Honoring the Life of Amiri Barakaby Representative Donald M. Payne Jr.
Posted on 2014-01-10
PAYNE asked and was given permission to address the House for 1
Mr. PAYNE. Mr. Speaker, today I come to the floor to honor the life
and legacy of an icon, poet Amiri Baraka, who died yesterday in his
hometown of Newark, New Jersey, at the age of 79.
Born during a time when racial tensions were at their peak, Amiri Baraka used poetry to empower and enlighten. He eventually founded the Black Arts Movement of the 1960s and '70s in Newark and around the country, and received countless awards for his contributions to the arts.
My father and he attended high school together, and I will never forget, as a youngster, hearing Amiri Baraka's poetry and recognizing the power his written words had over a person, regardless of race, age, or gender.
Amiri Baraka was not only a poet, he was an activist. In 1969, he organized the Black and Puerto Rican Convention, which brought those communities together at a time when it looked bleak. He also was one of the main organizers and the keynote speaker of the 1972 Black Political Convention in Gary, Indiana. His profound words were influential as many searched for meaning in some of the most troubling struggles of our time, like civil rights, war, oppression, and poverty.

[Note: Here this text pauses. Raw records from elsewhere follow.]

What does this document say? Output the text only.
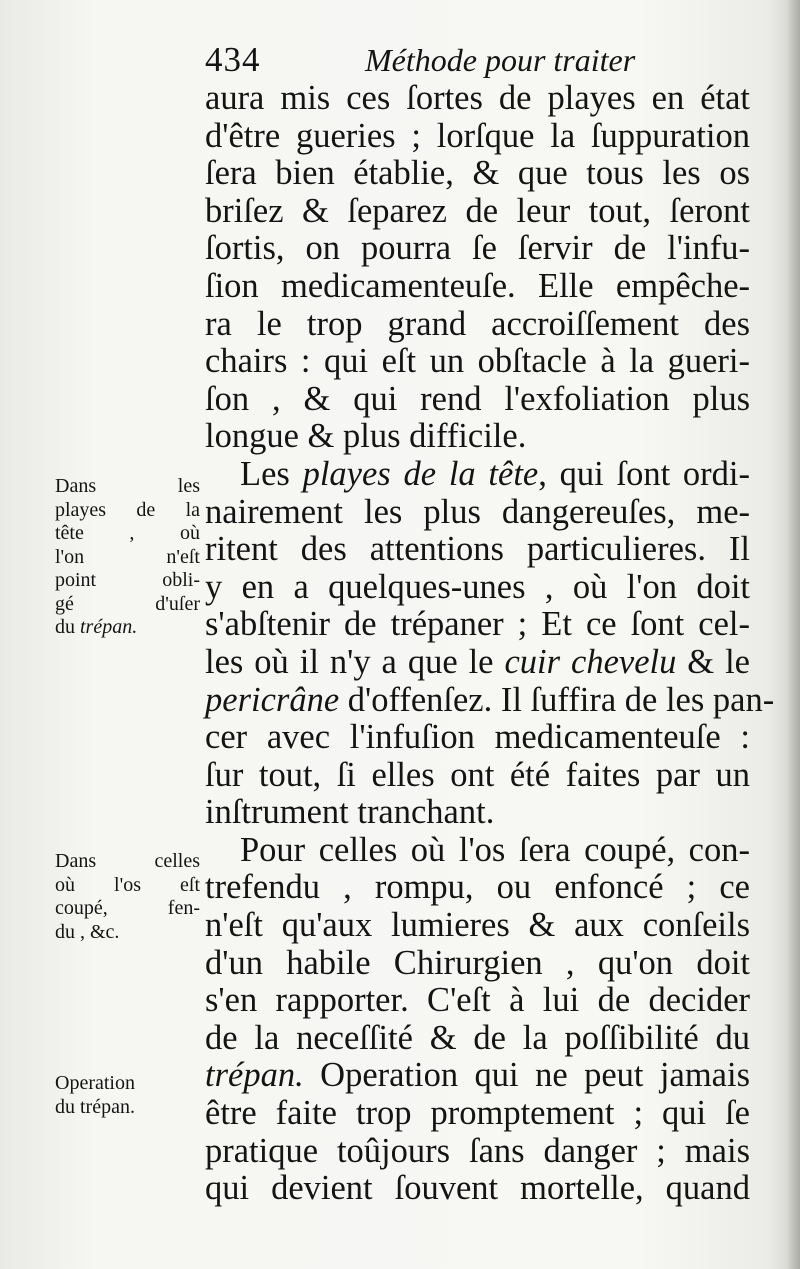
434	Méthode pour traiter
aura mis ces ſortes de playes en état
d'être gueries ; lorſque la ſuppuration
ſera bien établie, & que tous les os
briſez & ſeparez de leur tout, ſeront
ſortis, on pourra ſe ſervir de l'infu-
ſion medicamenteuſe. Elle empêche-
ra le trop grand accroiſſement des
chairs : qui eſt un obſtacle à la gueri-
ſon , & qui rend l'exfoliation plus
longue & plus difficile.
Les playes de la tête, qui ſont ordi-
nairement les plus dangereuſes, me-
ritent des attentions particulieres. Il
y en a quelques-unes , où l'on doit
s'abſtenir de trépaner ; Et ce ſont cel-
les où il n'y a que le cuir chevelu & le
pericrâne d'offenſez. Il ſuffira de les pan-
cer avec l'infuſion medicamenteuſe :
ſur tout, ſi elles ont été faites par un
inſtrument tranchant.
Pour celles où l'os ſera coupé, con-
trefendu , rompu, ou enfoncé ; ce
n'eſt qu'aux lumieres & aux conſeils
d'un habile Chirurgien , qu'on doit
s'en rapporter. C'eſt à lui de decider
de la neceſſité & de la poſſibilité du
trépan. Operation qui ne peut jamais
être faite trop promptement ; qui ſe
pratique toûjours ſans danger ; mais
qui devient ſouvent mortelle, quand
Dans les
playes de la
tête , où
l'on n'eſt
point obli-
gé d'uſer
du trépan.
Dans celles
où l'os eſt
coupé, fen-
du , &c.
Operation
du trépan.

My heartfelt condolences go out to the entire Baraka family, including my former colleague, Newark City Council Member Ras Baraka, and his brother Amiri Baraka, whom I have come very close to over the course of the past 4 or 5 years. To their mother, who has brought me in as almost a son as well, my deepest sympathy. I know where you are. I have been there just a short while ago. But let it be known, today the Nation is in deep mourning at his passing.